Tubuhku kejang. Aku mendapati diriku terjatuh ke lantai, meringkuk di dinding belakang sel. Sepasang tanganku terangkat untuk melindungi wajah. Kudengar bunyii desis yang menggema di seluruh ruangan kecil itu. Dan, setelah suara itu menghilang barulah kusadari akulah yang mendesis.
"Apa itu?" tanya Ian. Suaranya terdengar terkejut.
Aku mengintip lewat sela-sela jari, dan melihat wajah mereka melongok melalui lubang. Wajah Ian hanya tampak hitam, tapi sebagian wjaah Jared terlihat, dan ekspresinya sekeras batu.
Aku ingin tetap diam, tak terlihat, tapi tak bisa mengontrol getaran yang mengguncang hebat tulang punggungku.
Jared menjauh, lalu kembali dengan lampu di tangan.
"Lihat matanya," gumam Ian. "Dia ketakutan."
Kini aku bisa melihat ekspresi mereka, tapi mataku hanya memandang Jared. Tatapannya benar-benar terpusat kepadaku, menimbang-nimbang. Kurasa ia merenungkan perkataan Ian, mencari pemicu atas perilakuku.

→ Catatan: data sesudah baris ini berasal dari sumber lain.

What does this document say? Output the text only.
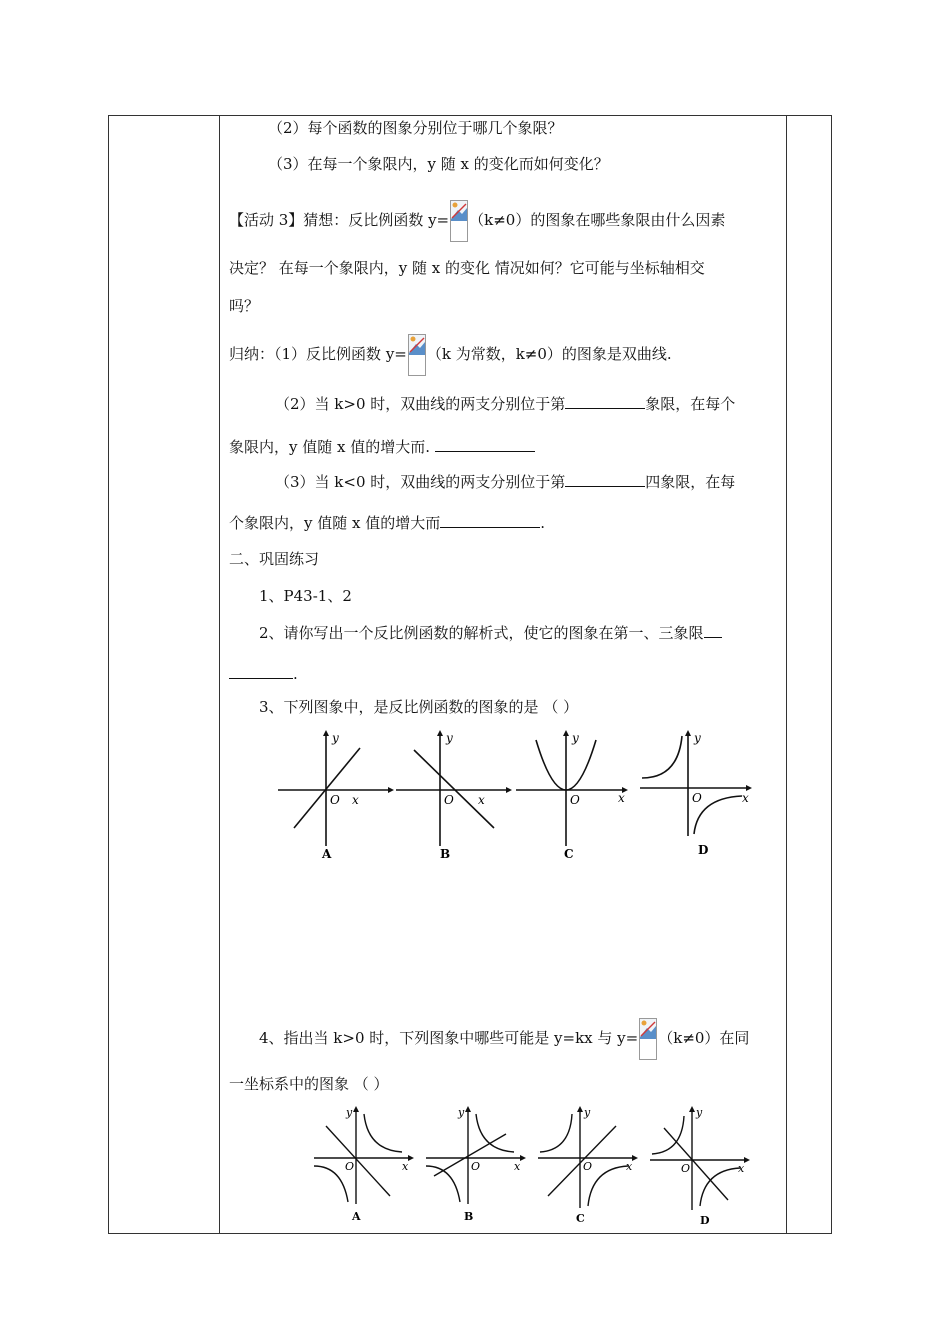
（2）每个函数的图象分别位于哪几个象限？
（3）在每一个象限内，y 随 x 的变化而如何变化？
【活动 3】猜想：反比例函数 y= （k≠0）的图象在哪些象限由什么因素
决定？ 在每一个象限内，y 随 x 的变化 情况如何？它可能与坐标轴相交
吗？
归纳：（1）反比例函数 y= （k 为常数，k≠0）的图象是双曲线.
（2）当 k>0 时，双曲线的两支分别位于第	象限，在每个
象限内，y 值随 x 值的增大而.
（3）当 k<0 时，双曲线的两支分别位于第	四象限，在每
个象限内，y 值随 x 值的增大而	.
二、巩固练习
1、P43-1、2
2、请你写出一个反比例函数的解析式，使它的图象在第一、三象限
.
3、下列图象中，是反比例函数的图象的是 （ ）
O x
y
A
O x
y
B
O	x
y
C
O	x
y
D
4、指出当 k>0 时，下列图象中哪些可能是 y=kx 与 y= （k≠0）在同
一坐标系中的图象 （ ）
O	x
y
A
O	x
y
B
O	x
y
C
O	x
y
D
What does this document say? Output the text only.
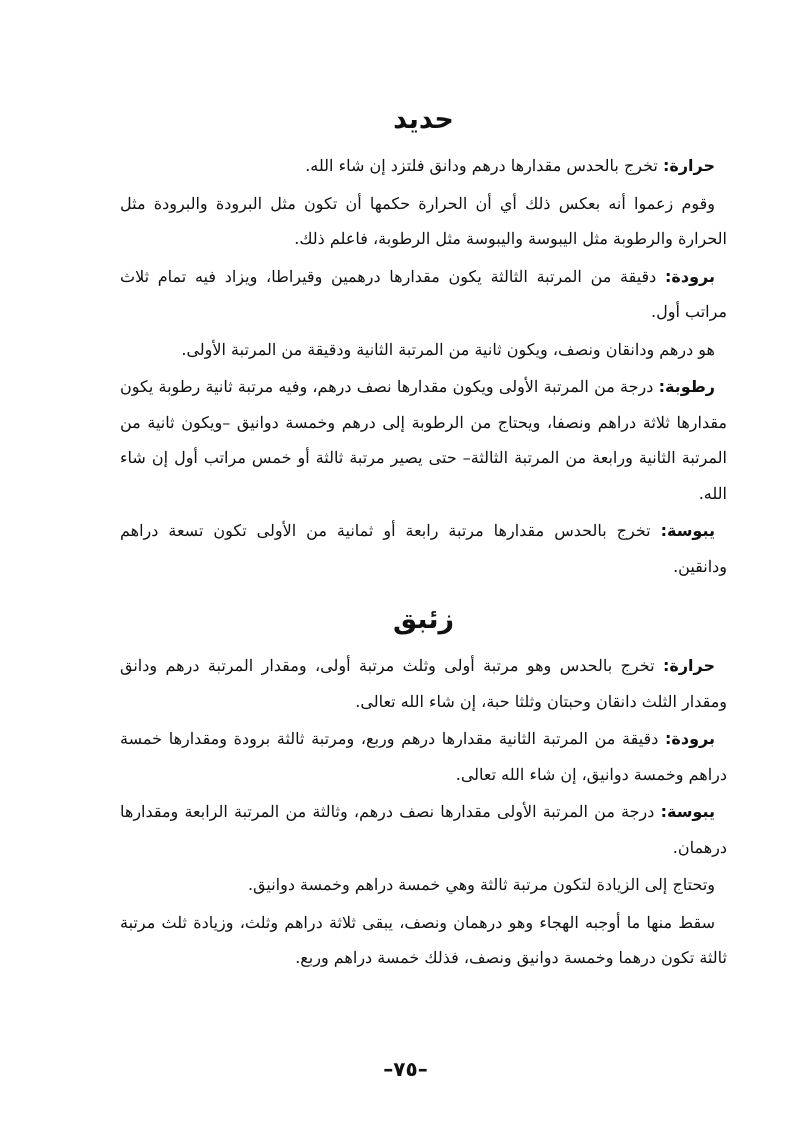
حديد

حرارة: تخرج بالحدس مقدارها درهم ودانق فلتزد إن شاء الله.

وقوم زعموا أنه بعكس ذلك أي أن الحرارة حكمها أن تكون مثل البرودة والبرودة مثل الحرارة والرطوبة مثل اليبوسة واليبوسة مثل الرطوبة، فاعلم ذلك.

برودة: دقيقة من المرتبة الثالثة يكون مقدارها درهمين وقيراطا، ويزاد فيه تمام ثلاث مراتب أول.

هو درهم ودانقان ونصف، ويكون ثانية من المرتبة الثانية ودقيقة من المرتبة الأولى.

رطوبة: درجة من المرتبة الأولى ويكون مقدارها نصف درهم، وفيه مرتبة ثانية رطوبة يكون مقدارها ثلاثة دراهم ونصفا، ويحتاج من الرطوبة إلى درهم وخمسة دوانيق –ويكون ثانية من المرتبة الثانية ورابعة من المرتبة الثالثة– حتى يصير مرتبة ثالثة أو خمس مراتب أول إن شاء الله.

يبوسة: تخرج بالحدس مقدارها مرتبة رابعة أو ثمانية من الأولى تكون تسعة دراهم ودانقين.

زئبق

حرارة: تخرج بالحدس وهو مرتبة أولى وثلث مرتبة أولى، ومقدار المرتبة درهم ودانق ومقدار الثلث دانقان وحبتان وثلثا حبة، إن شاء الله تعالى.

برودة: دقيقة من المرتبة الثانية مقدارها درهم وربع، ومرتبة ثالثة برودة ومقدارها خمسة دراهم وخمسة دوانيق، إن شاء الله تعالى.

يبوسة: درجة من المرتبة الأولى مقدارها نصف درهم، وثالثة من المرتبة الرابعة ومقدارها درهمان.

وتحتاج إلى الزيادة لتكون مرتبة ثالثة وهي خمسة دراهم وخمسة دوانيق.

سقط منها ما أوجبه الهجاء وهو درهمان ونصف، يبقى ثلاثة دراهم وثلث، وزيادة ثلث مرتبة ثالثة تكون درهما وخمسة دوانيق ونصف، فذلك خمسة دراهم وربع.

–٧٥–
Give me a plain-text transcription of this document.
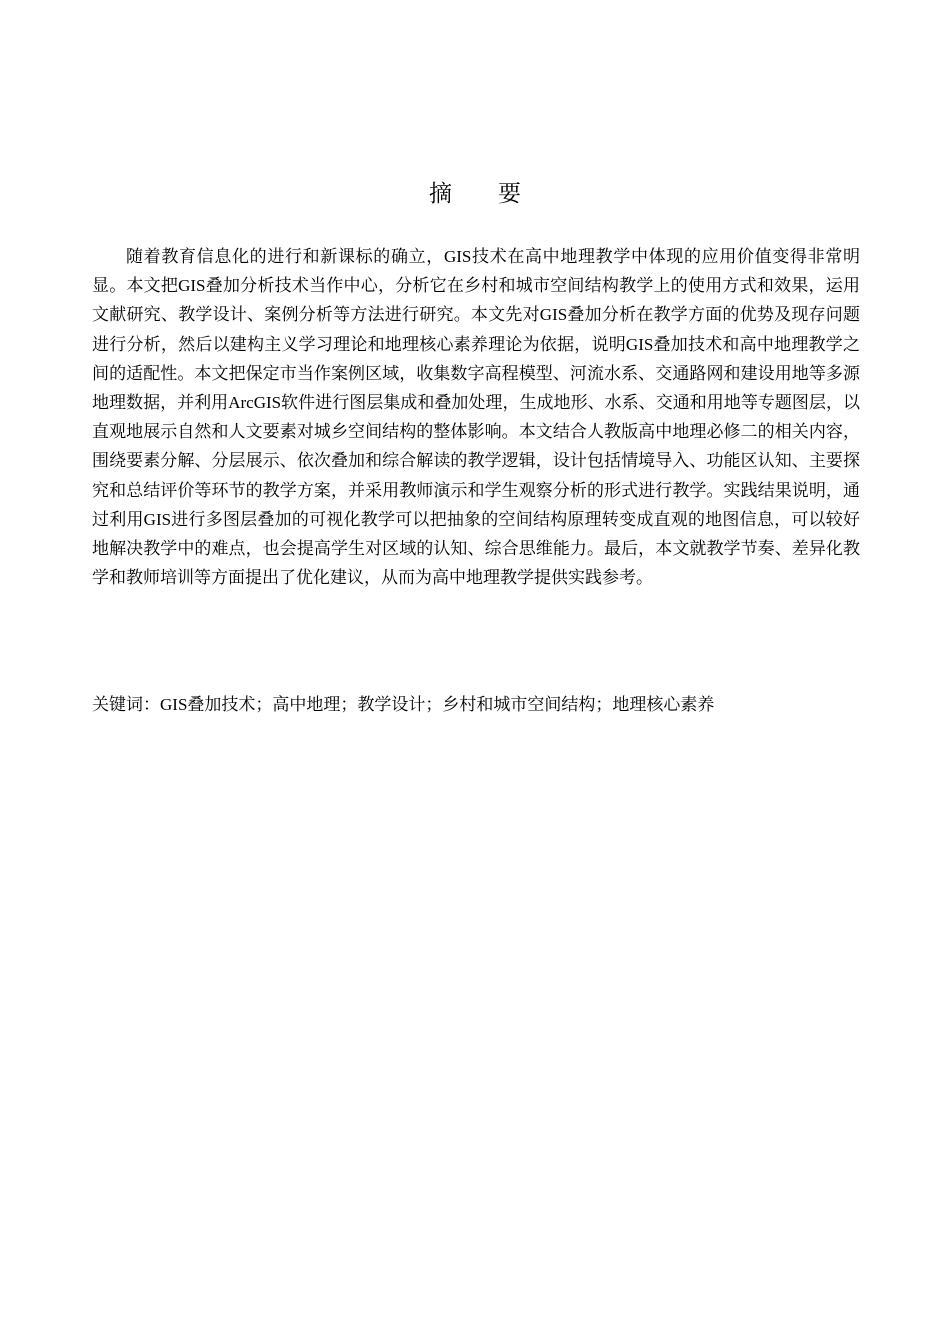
摘 要

随着教育信息化的进行和新课标的确立，GIS技术在高中地理教学中体现的应用价值变得非常明显。本文把GIS叠加分析技术当作中心，分析它在乡村和城市空间结构教学上的使用方式和效果，运用文献研究、教学设计、案例分析等方法进行研究。本文先对GIS叠加分析在教学方面的优势及现存问题进行分析，然后以建构主义学习理论和地理核心素养理论为依据，说明GIS叠加技术和高中地理教学之间的适配性。本文把保定市当作案例区域，收集数字高程模型、河流水系、交通路网和建设用地等多源地理数据，并利用ArcGIS软件进行图层集成和叠加处理，生成地形、水系、交通和用地等专题图层，以直观地展示自然和人文要素对城乡空间结构的整体影响。本文结合人教版高中地理必修二的相关内容，围绕要素分解、分层展示、依次叠加和综合解读的教学逻辑，设计包括情境导入、功能区认知、主要探究和总结评价等环节的教学方案，并采用教师演示和学生观察分析的形式进行教学。实践结果说明，通过利用GIS进行多图层叠加的可视化教学可以把抽象的空间结构原理转变成直观的地图信息，可以较好地解决教学中的难点，也会提高学生对区域的认知、综合思维能力。最后，本文就教学节奏、差异化教学和教师培训等方面提出了优化建议，从而为高中地理教学提供实践参考。

关键词：GIS叠加技术；高中地理；教学设计；乡村和城市空间结构；地理核心素养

Tubuhku tak mau berhenti bergetar.
Si Pencari takkan pernah menyerah, erang Melanie.
Aku tahu, aku tahu, erangku menjawabnya.
Kapankan ketidaksukaan kami berubah jadi ketakutan? Perutku mengejang dan bergolak. Mengapa perempuan itu tak bisa membiarkanku mati saja seperti yang lain? Seandainya aku sudah mati, apakah ia masih tetap akan memburuku?
"Siapa Pencari berpakaian serba hitam itu?" tiba-tiba Jared membentakku.
Bibirku gemetar, tapi aku tidak menjawab. Diam adalah tindakan paling aman.
"Aku tahu kau bisa bicara," gerutu Jared. "Kau bicara kepada Jeb dan Jamie. Dan kini kau akan bicara kepadaku."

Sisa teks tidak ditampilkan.